ÜDS-2006-Autumn-12
Oct. 8, 2006 • 2 min
Treating depression could change significantly following the results of a small Canadian clinical trial that ended in 2005. The procedure used in the study freed several patients from heavy depression that had resisted medication, talk therapy and even electroconvulsive (shock) treatment. Study co-author Helen S. Mayberg cautions that any trial so small – just six patients – must be considered provisional. Yet four of the six subjects felt dramatic and lasting effects.
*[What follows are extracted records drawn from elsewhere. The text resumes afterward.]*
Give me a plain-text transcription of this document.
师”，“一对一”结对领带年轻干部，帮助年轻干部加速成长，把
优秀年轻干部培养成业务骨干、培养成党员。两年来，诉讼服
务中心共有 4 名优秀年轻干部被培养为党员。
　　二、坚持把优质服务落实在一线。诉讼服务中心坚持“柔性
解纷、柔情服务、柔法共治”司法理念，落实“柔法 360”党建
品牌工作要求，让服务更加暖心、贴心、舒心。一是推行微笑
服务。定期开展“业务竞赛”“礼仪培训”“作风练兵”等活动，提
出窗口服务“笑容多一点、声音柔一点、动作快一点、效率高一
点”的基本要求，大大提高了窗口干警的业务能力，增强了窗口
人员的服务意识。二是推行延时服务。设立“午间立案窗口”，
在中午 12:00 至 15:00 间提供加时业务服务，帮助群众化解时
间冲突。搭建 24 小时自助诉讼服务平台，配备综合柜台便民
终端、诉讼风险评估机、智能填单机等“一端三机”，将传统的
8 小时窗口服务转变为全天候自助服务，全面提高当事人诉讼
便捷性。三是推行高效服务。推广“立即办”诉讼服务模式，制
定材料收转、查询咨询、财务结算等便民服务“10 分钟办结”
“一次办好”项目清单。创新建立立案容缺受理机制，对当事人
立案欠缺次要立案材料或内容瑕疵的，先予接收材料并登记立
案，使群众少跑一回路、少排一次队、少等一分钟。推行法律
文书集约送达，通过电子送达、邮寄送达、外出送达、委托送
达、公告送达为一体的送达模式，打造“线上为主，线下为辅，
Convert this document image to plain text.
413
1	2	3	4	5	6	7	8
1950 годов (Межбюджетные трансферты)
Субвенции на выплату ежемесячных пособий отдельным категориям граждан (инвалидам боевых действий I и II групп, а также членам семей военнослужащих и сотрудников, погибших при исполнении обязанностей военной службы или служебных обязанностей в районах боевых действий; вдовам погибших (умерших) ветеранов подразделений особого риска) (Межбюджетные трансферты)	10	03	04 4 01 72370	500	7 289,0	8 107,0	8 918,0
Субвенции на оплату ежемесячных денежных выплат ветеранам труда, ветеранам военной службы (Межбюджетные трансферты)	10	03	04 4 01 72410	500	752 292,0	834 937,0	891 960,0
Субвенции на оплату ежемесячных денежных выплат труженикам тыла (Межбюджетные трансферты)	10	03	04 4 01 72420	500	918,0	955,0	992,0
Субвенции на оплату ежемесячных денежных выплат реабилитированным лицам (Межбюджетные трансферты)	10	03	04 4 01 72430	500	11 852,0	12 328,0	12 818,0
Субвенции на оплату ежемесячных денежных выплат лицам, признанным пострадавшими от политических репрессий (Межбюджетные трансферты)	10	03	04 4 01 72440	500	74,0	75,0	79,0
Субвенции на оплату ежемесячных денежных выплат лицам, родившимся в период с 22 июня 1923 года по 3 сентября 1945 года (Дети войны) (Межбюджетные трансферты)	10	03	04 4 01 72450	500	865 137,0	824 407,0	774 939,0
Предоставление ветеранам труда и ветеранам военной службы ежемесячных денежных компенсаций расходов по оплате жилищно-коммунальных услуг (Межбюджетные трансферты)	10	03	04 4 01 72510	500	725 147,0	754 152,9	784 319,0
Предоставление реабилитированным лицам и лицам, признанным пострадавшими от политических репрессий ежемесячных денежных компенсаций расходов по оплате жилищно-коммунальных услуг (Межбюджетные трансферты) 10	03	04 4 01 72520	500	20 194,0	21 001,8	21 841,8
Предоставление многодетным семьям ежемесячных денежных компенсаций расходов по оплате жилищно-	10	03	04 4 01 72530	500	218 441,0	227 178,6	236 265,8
University of Toronto neurosurgeon Andres Lozano implanted battery-powered, pacemakerlike devices underneath a patient’s clavicle, then ran flexible, hair-thin electrodes to the subgenual cingulate, a well-buried cortical area that Mayberg had previously found active in depressive or sad states. The electrodes delivered pulses of four volts, 130 times a second. Mayberg hypothesized that in badly depressed patients the subgenual cingulate acts like a switch left open, allowing depressive circuits to fire more than is necessary. Her results suggest that the regular stimulation might moderate that activity. In 2005, after a year of living with the continuous impulses, the four patients had lowered their scores on the Hamilton Depression Rating Scale from the soul-deadening high 20s to between one and eight – quite healthy.